Самое ценное, что было у Ибрагима, — дневник из верблюжьей кожи, в котором он вел записи своим бисерным почерком, результатом многолетних упражнений в каллиграфии. Однажды я спросил:
— Ибрагим, что ты станешь делать, когда в дневнике кончатся страницы?
Он ответил, что к этому дню намерен достичь совершенства в своем искусстве.
— А что потом? — настаивал я. — Потом, когда некуда будет совершенствоваться?
Глаза Ибрагима затуманились мечтой.
— Я бы хотел построить собственный дом, — отвечал он. — Я бы писал на стенах. Это был бы дом поэзии, причем самые лучшие стихи были бы написаны под потолком, чтобы взгляд читающего поднимался все выше, словно бы созерцая небеса.
— А потом, когда строительство будет закончено и все стены заполнены стихами?
Его смеющиеся глаза излучали снисхождение.
— Тогда, дядюшка, моя жизнь подойдет к естественному финалу. Я взгляну в лицо судьбе, я буду рад окончанию этой бренной суеты.
Теперь же я спросил Ибрагима:
— Расскажи, как ты встретился с парой чужестранцев. Расскажи, как понял, что отныне обречен горечи опыта.
Ибрагим не заставил себя ждать с ответом.

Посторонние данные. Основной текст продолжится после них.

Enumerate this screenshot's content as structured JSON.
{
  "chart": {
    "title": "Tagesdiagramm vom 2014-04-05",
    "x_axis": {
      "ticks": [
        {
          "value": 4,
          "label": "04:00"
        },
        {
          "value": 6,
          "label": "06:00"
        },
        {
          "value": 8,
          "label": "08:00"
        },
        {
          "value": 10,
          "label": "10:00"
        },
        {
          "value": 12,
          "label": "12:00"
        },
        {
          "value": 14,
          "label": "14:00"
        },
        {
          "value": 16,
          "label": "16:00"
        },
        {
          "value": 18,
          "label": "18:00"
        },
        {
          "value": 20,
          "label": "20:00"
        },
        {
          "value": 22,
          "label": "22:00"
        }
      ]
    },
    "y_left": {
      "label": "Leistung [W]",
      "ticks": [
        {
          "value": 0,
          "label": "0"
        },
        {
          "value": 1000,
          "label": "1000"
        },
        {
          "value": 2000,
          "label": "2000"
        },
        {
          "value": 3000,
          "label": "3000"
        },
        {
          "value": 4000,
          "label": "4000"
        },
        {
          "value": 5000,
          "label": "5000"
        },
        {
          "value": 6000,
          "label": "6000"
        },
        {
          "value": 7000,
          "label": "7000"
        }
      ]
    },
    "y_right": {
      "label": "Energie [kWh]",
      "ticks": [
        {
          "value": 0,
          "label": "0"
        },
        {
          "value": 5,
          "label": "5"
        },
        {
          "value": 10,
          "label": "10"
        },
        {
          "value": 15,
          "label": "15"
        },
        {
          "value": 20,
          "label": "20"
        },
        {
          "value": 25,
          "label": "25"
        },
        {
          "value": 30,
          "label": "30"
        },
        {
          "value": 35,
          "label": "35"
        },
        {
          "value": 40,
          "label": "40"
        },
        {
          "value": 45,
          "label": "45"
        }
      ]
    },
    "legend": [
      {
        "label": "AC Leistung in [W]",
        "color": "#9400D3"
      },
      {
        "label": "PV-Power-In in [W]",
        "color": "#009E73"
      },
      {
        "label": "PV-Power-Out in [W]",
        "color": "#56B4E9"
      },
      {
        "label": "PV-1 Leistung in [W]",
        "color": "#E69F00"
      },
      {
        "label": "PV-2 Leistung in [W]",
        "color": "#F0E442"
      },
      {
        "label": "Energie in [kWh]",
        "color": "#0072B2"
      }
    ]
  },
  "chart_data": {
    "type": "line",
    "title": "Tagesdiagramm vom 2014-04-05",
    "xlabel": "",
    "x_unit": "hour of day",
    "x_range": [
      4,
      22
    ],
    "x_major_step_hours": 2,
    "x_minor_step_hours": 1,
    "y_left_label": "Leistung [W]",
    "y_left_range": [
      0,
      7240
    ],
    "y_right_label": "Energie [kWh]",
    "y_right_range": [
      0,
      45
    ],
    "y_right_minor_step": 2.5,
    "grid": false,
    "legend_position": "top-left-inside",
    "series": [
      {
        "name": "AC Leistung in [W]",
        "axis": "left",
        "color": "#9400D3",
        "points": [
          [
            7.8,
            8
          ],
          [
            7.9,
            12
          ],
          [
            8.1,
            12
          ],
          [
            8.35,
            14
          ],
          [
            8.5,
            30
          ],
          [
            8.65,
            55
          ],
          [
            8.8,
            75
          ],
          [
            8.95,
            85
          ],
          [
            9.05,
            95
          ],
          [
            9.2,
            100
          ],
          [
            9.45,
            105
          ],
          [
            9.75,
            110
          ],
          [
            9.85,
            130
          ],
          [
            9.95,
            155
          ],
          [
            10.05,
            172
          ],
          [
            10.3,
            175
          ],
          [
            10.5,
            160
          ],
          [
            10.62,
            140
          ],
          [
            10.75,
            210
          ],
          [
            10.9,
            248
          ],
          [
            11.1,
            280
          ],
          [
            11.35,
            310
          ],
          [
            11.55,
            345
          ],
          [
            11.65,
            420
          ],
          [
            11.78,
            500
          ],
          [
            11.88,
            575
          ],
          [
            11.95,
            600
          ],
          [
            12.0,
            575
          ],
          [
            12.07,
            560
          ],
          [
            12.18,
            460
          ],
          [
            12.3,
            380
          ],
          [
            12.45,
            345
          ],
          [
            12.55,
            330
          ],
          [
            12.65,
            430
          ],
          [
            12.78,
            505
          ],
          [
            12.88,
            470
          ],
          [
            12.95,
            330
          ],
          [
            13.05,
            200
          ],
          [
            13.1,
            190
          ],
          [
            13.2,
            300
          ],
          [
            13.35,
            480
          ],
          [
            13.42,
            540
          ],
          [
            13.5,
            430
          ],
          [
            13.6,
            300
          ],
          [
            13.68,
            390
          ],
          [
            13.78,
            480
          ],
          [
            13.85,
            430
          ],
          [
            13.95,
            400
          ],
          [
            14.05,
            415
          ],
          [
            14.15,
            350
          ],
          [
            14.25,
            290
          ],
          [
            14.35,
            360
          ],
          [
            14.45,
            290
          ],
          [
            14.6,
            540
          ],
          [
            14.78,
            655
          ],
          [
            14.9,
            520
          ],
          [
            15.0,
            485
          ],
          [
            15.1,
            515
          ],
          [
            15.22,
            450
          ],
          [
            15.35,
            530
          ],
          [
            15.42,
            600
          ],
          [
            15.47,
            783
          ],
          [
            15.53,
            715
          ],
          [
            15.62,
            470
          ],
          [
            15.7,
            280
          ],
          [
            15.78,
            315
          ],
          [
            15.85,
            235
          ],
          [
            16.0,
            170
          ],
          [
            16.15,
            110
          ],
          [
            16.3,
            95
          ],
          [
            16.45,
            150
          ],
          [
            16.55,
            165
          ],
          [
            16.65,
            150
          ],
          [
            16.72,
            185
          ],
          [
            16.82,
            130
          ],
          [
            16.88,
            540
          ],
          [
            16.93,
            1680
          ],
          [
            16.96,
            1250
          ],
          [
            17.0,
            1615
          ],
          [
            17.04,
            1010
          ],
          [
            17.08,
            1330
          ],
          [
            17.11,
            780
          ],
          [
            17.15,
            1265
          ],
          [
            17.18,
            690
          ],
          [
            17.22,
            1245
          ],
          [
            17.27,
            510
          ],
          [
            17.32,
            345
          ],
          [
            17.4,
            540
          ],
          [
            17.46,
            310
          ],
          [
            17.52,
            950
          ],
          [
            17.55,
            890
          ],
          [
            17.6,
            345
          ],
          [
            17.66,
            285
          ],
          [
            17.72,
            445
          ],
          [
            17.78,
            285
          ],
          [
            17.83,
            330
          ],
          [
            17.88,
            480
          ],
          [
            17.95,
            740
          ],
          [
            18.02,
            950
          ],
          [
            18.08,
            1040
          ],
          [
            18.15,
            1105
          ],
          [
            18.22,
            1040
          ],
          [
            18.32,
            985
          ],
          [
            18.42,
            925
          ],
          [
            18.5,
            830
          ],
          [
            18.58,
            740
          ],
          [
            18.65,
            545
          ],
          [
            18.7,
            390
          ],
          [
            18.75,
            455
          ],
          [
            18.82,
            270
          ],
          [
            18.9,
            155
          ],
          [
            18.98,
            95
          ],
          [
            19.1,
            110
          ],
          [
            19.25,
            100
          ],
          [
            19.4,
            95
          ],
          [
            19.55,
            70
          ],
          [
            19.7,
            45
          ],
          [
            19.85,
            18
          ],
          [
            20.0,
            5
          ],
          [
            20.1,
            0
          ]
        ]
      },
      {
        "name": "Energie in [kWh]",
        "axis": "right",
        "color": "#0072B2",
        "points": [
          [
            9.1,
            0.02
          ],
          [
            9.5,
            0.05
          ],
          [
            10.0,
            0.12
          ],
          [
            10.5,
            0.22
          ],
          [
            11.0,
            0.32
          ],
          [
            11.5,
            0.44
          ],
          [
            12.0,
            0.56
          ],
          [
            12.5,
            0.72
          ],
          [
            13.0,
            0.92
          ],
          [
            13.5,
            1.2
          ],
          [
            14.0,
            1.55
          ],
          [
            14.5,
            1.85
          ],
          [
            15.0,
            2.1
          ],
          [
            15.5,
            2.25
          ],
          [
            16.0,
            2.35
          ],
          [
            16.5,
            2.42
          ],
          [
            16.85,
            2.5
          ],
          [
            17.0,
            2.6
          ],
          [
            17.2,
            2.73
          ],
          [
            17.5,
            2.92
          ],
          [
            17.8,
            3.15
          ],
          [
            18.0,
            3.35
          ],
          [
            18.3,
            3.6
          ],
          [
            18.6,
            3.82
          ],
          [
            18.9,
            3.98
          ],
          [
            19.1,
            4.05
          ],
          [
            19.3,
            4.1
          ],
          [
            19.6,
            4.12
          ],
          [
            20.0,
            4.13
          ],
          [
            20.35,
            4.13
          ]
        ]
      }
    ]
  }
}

Но ответил не напрямую, не так, как обычно. Напротив, Ибрагим испустил вздох, передернул плечами, как бы сбрасывая груз, и начал:
— Некоторые станут утверждать, будто красота скрывает ядовитое зерно, будто она заражает все, к чему прикасается. Я так не считаю, ибо красота, как сказал Хасан, подобна истине, а истина есть энергия, а энергия подразумевает постоянное движение. Поэтому, пусть даже я и проклял день, когда увидел эту женщину, я чувствую, что красота не есть только добро или только зло. Нет, это мы, ее лицезрящие, отзываемся на увиденное по-разному, ибо пребываем на разных этапах жизненного пути.
Ибрагим помолчал. На лицо его легла смутная тень печали.
— Как некоторым из вас, должно быть, известно, я, помимо изучения Корана и упражнений в каллиграфии, занят тем, что обихаживаю садик — узкую полоску земли между нашей мечетью и медресе. Цветоводство сродни каллиграфии — эти два искусства используют один язык. Чтобы вдохновиться перед письмом, я смотрю на розовые и жасминовые кусты, на апельсиновые и фиговые деревья и бамбук. Однако мой любимец — дурман. Меня всегда восхищала лучезарность этого растения семейства пасленовых. Лепестки кажутся светящимися, словно сделаны из лунного света. Каждый миг, что я провожу среди этих цветов, я размышляю о своем искусстве. Мне нравится думать, что мой садик отчасти подобен вечному райскому саду, описанному в Коране. Эта мысль — мое утешение.
Ибрагим надолго замолчал. Руки его лежали на коленях, лицом он отворотился от нас. Печальный взгляд был устремлен на площадь. Наконец неестественно ровным голосом Ибрагим заговорил:
— Утром того дня, что оказал влияние на всех нас, я возился с кустиком дурмана. Подняв глаза от земли, я увидел стройную, тоненькую молодую женщину — она пила из фонтана на краю сада. На ней была традиционная одежда — черный хиджаб, джеллаба цвета охры и коричневые шальвары. Если бы не ее рыжебородый спутник, я бы и не понял, что эти двое — чужестранцы.